References to roads and motion make the album feel like a travelogue; there are
multiple songs featuring boats and rivers. But Silver/Lead also poses questions
it can’t quite answer. As “Short Elevated Period,” one of the album’s few
up-tempo tracks, puts it: “My reasons for living were under review...Standing
in the road, where would I go to?”
This tension
between wanting to move and wondering how to do it enlivens songs that might
otherwise feel inert.

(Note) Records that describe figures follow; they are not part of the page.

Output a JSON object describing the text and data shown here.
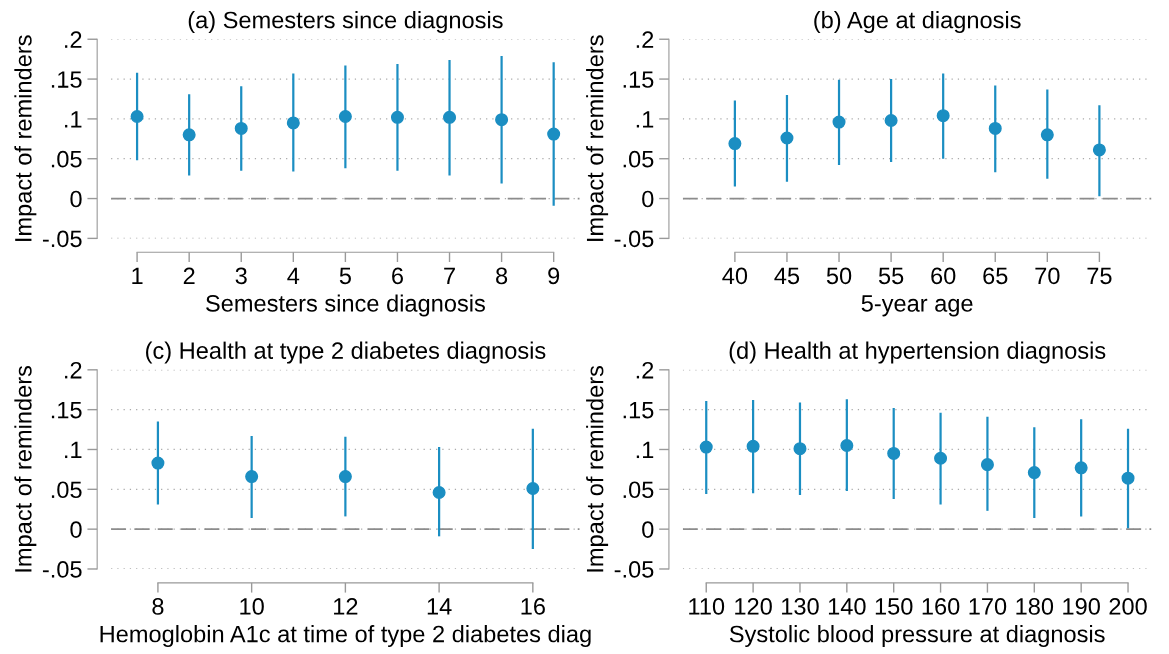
{
  "chart_data": [
    {
      "type": "scatter",
      "title": "(a) Semesters since diagnosis",
      "xlabel": "Semesters since diagnosis",
      "ylabel": "Impact of reminders",
      "x": [
        1,
        2,
        3,
        4,
        5,
        6,
        7,
        8,
        9
      ],
      "series": [
        {
          "color": "#1b8ec2",
          "values": [
            0.103,
            0.08,
            0.088,
            0.095,
            0.103,
            0.102,
            0.102,
            0.099,
            0.081
          ],
          "errors": [
            [
              0.048,
              0.158
            ],
            [
              0.029,
              0.131
            ],
            [
              0.035,
              0.141
            ],
            [
              0.034,
              0.157
            ],
            [
              0.038,
              0.167
            ],
            [
              0.035,
              0.169
            ],
            [
              0.029,
              0.174
            ],
            [
              0.019,
              0.179
            ],
            [
              -0.009,
              0.171
            ]
          ]
        }
      ],
      "xlim": [
        0.5,
        9.5
      ],
      "xticks": [
        1,
        2,
        3,
        4,
        5,
        6,
        7,
        8,
        9
      ],
      "ylim": [
        -0.05,
        0.2
      ],
      "yticks": [
        {
          "value": -0.05,
          "label": "-.05"
        },
        0,
        {
          "value": 0.05,
          "label": ".05"
        },
        {
          "value": 0.1,
          "label": ".1"
        },
        {
          "value": 0.15,
          "label": ".15"
        },
        {
          "value": 0.2,
          "label": ".2"
        }
      ],
      "ref_lines": [
        {
          "axis": "y",
          "value": 0,
          "color": "#8c8c8c",
          "line_style": "dashed"
        }
      ],
      "grid": "y",
      "marker": "circle",
      "legend": false
    },
    {
      "type": "scatter",
      "title": "(b) Age at diagnosis",
      "xlabel": "5-year age",
      "ylabel": "Impact of reminders",
      "x": [
        40,
        45,
        50,
        55,
        60,
        65,
        70,
        75
      ],
      "series": [
        {
          "color": "#1b8ec2",
          "values": [
            0.069,
            0.076,
            0.096,
            0.098,
            0.104,
            0.088,
            0.08,
            0.061
          ],
          "errors": [
            [
              0.015,
              0.123
            ],
            [
              0.021,
              0.13
            ],
            [
              0.042,
              0.149
            ],
            [
              0.046,
              0.15
            ],
            [
              0.05,
              0.157
            ],
            [
              0.033,
              0.142
            ],
            [
              0.025,
              0.137
            ],
            [
              0.003,
              0.117
            ]
          ]
        }
      ],
      "xlim": [
        35,
        80
      ],
      "xticks": [
        40,
        45,
        50,
        55,
        60,
        65,
        70,
        75
      ],
      "ylim": [
        -0.05,
        0.2
      ],
      "yticks": [
        {
          "value": -0.05,
          "label": "-.05"
        },
        0,
        {
          "value": 0.05,
          "label": ".05"
        },
        {
          "value": 0.1,
          "label": ".1"
        },
        {
          "value": 0.15,
          "label": ".15"
        },
        {
          "value": 0.2,
          "label": ".2"
        }
      ],
      "ref_lines": [
        {
          "axis": "y",
          "value": 0,
          "color": "#8c8c8c",
          "line_style": "dashed"
        }
      ],
      "grid": "y",
      "marker": "circle",
      "legend": false
    },
    {
      "type": "scatter",
      "title": "(c) Health at type 2 diabetes diagnosis",
      "xlabel": "Hemoglobin A1c at time of type 2 diabetes diag",
      "ylabel": "Impact of reminders",
      "x": [
        8,
        10,
        12,
        14,
        16
      ],
      "series": [
        {
          "color": "#1b8ec2",
          "values": [
            0.083,
            0.066,
            0.066,
            0.046,
            0.051
          ],
          "errors": [
            [
              0.031,
              0.135
            ],
            [
              0.014,
              0.117
            ],
            [
              0.016,
              0.116
            ],
            [
              -0.009,
              0.103
            ],
            [
              -0.025,
              0.126
            ]
          ]
        }
      ],
      "xlim": [
        7,
        17
      ],
      "xticks": [
        8,
        10,
        12,
        14,
        16
      ],
      "ylim": [
        -0.05,
        0.2
      ],
      "yticks": [
        {
          "value": -0.05,
          "label": "-.05"
        },
        0,
        {
          "value": 0.05,
          "label": ".05"
        },
        {
          "value": 0.1,
          "label": ".1"
        },
        {
          "value": 0.15,
          "label": ".15"
        },
        {
          "value": 0.2,
          "label": ".2"
        }
      ],
      "ref_lines": [
        {
          "axis": "y",
          "value": 0,
          "color": "#8c8c8c",
          "line_style": "dashed"
        }
      ],
      "grid": "y",
      "marker": "circle",
      "legend": false
    },
    {
      "type": "scatter",
      "title": "(d) Health at hypertension diagnosis",
      "xlabel": "Systolic blood pressure at diagnosis",
      "ylabel": "Impact of reminders",
      "x": [
        110,
        120,
        130,
        140,
        150,
        160,
        170,
        180,
        190,
        200
      ],
      "series": [
        {
          "color": "#1b8ec2",
          "values": [
            0.103,
            0.104,
            0.101,
            0.105,
            0.095,
            0.089,
            0.081,
            0.071,
            0.077,
            0.064
          ],
          "errors": [
            [
              0.044,
              0.161
            ],
            [
              0.045,
              0.162
            ],
            [
              0.043,
              0.159
            ],
            [
              0.048,
              0.163
            ],
            [
              0.038,
              0.152
            ],
            [
              0.031,
              0.146
            ],
            [
              0.023,
              0.141
            ],
            [
              0.014,
              0.128
            ],
            [
              0.016,
              0.138
            ],
            [
              0.001,
              0.126
            ]
          ]
        }
      ],
      "xlim": [
        105,
        205
      ],
      "xticks": [
        110,
        120,
        130,
        140,
        150,
        160,
        170,
        180,
        190,
        200
      ],
      "ylim": [
        -0.05,
        0.2
      ],
      "yticks": [
        {
          "value": -0.05,
          "label": "-.05"
        },
        0,
        {
          "value": 0.05,
          "label": ".05"
        },
        {
          "value": 0.1,
          "label": ".1"
        },
        {
          "value": 0.15,
          "label": ".15"
        },
        {
          "value": 0.2,
          "label": ".2"
        }
      ],
      "ref_lines": [
        {
          "axis": "y",
          "value": 0,
          "color": "#8c8c8c",
          "line_style": "dashed"
        }
      ],
      "grid": "y",
      "marker": "circle",
      "legend": false
    }
  ]
}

The pep talk of “Diamonds in Cups” (“The course of
creation is often quite strange/Keep your mind open, be willing to change”)
gains energy from uncertainty. A similar pressure emerges in “This Time,” which
admits that “some folks claim they know all the answers” yet still insists
“This time it’s going to be better.” One track, “An Alibi,” is nothing but
questions, though its pessimism feels buoyed by the music’s confident swing.